Le tribunal correctionnel de Paris a condamné lundi (25 novembre 2002) Lucette Michaux-Chevry, 73 ans, présidente UMP du conseil régional de Guadeloupe et sénateur-maire de Basse-Terre, à 20.000 euros d'amende pour favoritisme.

Le tribunal a prononcé une peine amnistiable, après paiement de l'amende, pour certains faits de favoritisme. Il l'a relaxée pour d'autres faits de favoritisme et pour le délit de détournement de fonds.

Mme Michaux-Chevry avait comparu en septembre. Le parquet avait requis 12 à 15 mois d'emprisonnement avec sursis et 20.000 euros d'amende.

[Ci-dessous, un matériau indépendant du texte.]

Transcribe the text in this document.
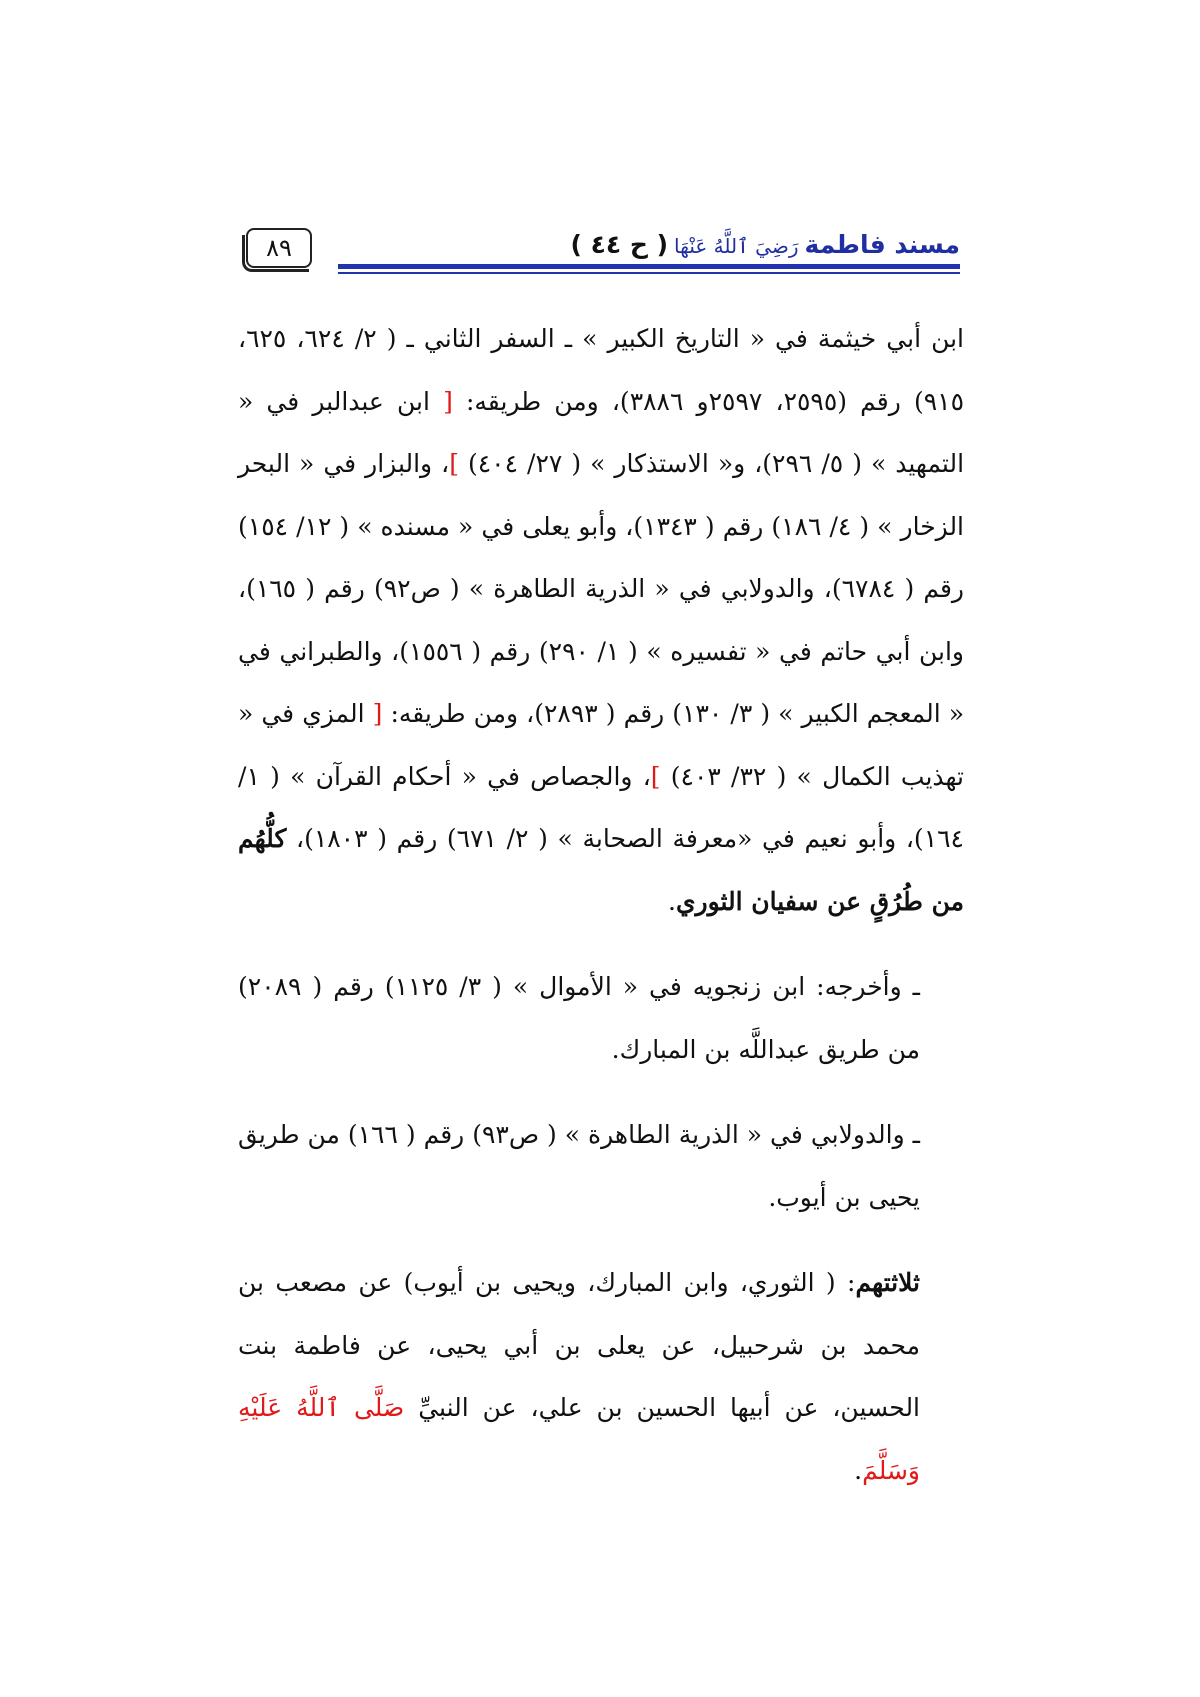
٨٩	مسند فاطمةرَضِيَ ٱللَّهُ عَنْهَا( ح ٤٤ )

ابن أبي خيثمة في « التاريخ الكبير » ـ السفر الثاني ـ ( ٢/ ٦٢٤، ٦٢٥، ٩١٥) رقم (٢٥٩٥، ٢٥٩٧و ٣٨٨٦)، ومن طريقه: [ ابن عبدالبر في « التمهيد » ( ٥/ ٢٩٦)، و« الاستذكار » ( ٢٧/ ٤٠٤) ]، والبزار في « البحر الزخار » ( ٤/ ١٨٦) رقم ( ١٣٤٣)، وأبو يعلى في « مسنده » ( ١٢/ ١٥٤) رقم ( ٦٧٨٤)، والدولابي في « الذرية الطاهرة » ( ص٩٢) رقم ( ١٦٥)، وابن أبي حاتم في « تفسيره » ( ١/ ٢٩٠) رقم ( ١٥٥٦)، والطبراني في « المعجم الكبير » ( ٣/ ١٣٠) رقم ( ٢٨٩٣)، ومن طريقه: [ المزي في « تهذيب الكمال » ( ٣٢/ ٤٠٣) ]، والجصاص في « أحكام القرآن » ( ١/ ١٦٤)، وأبو نعيم في «معرفة الصحابة » ( ٢/ ٦٧١) رقم ( ١٨٠٣)، كلُّهُم من طُرُقٍ عن سفيان الثوري.

ـ وأخرجه: ابن زنجويه في « الأموال » ( ٣/ ١١٢٥) رقم ( ٢٠٨٩) من طريق عبداللَّه بن المبارك.

ـ والدولابي في « الذرية الطاهرة » ( ص٩٣) رقم ( ١٦٦) من طريق يحيى بن أيوب.

ثلاثتهم: ( الثوري، وابن المبارك، ويحيى بن أيوب) عن مصعب بن محمد بن شرحبيل، عن يعلى بن أبي يحيى، عن فاطمة بنت الحسين، عن أبيها الحسين بن علي، عن النبيِّ صَلَّى ٱللَّهُ عَلَيْهِ وَسَلَّمَ.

Mme Michaux-Chevry était poursuivie pour avoir attribué sans appels d'offres en 1992-1994 des contrats d'agrandissement ou de construction de lycées à l'entreprise Gepremo, de Louis-Robert Jovignot, 72 ans.

Ce dernier, également relaxé de recel de favoritisme concernant deux marchés, est déclaré coupable de faux, usage de faux, abus de biens sociaux et recel de favoritisme concernant un marché. Il est condamné à 2 ans d'emprisonnement dont 15 mois avec sursis et 150.000 euros d'amende.

Contre lui, le parquet demandait 2 ans d'emprisonnement ferme, 370.000 euros d'amende, une privation des droits civiques et l'interdiction d'accès aux marchés publics.

M. Jovignot a déjà effectué en détention provisoire en 2000 et 2002 la partie ferme de sa peine.

Jean-Paul Fischer, président de la Société d'économie mixte de Saint-Martin (SEMSAMAR), poursuivi également dans ce dossier, a été relaxé.

Le 15 novembre dernier, Mme Michaux-Chevry a été condamnée dans une autre affaire à 4 mois d'emprisonnement avec sursis pour usage de faux. Le 6 novembre, elle avait été condamnée pour concussion par le tribunal de Paris à 10.000 euros d'amende avec sursis pour une affaire de permis de construire, lorsqu'elle était maire de Gourbeyre (Guadeloupe). Ces deux peines sont amnistiées.

Dans l'affaire jugée lundi, Mme Michaux-Chevry avait réclamé sa relaxe en soutenant qu'elle n'avait pas le pouvoir de prendre seule les décisions qu'on lui reproche.

La société Gepremo, de M. Jovignot, avait pour seule activité depuis 1989 la fourniture de bâtiments préfabriqués pour les établissements scolaires de la région de Guadeloupe, devenue son unique client. L'enquête sur les éventuels abus de biens sociaux de M. Jovignot a conduit la police à enquêter sur des mouvements d'espèces de 8,5 millions d'euros en 1994-1998, sur lesquelles 5,8 ont totalement disparu. Au bénéfice de l'élue, laissait entendre le parquet sans toutefois pouvoir l'établir.

Mme Michaux-Chevry avait répondu notamment qu'elle n'avait fait que respecter les choix des services techniques de la région, que la commission d'appels d'offres, composée d'élus de la majorité comme de l'opposition, avait voté à l'unanimité pour l'autoriser à signer.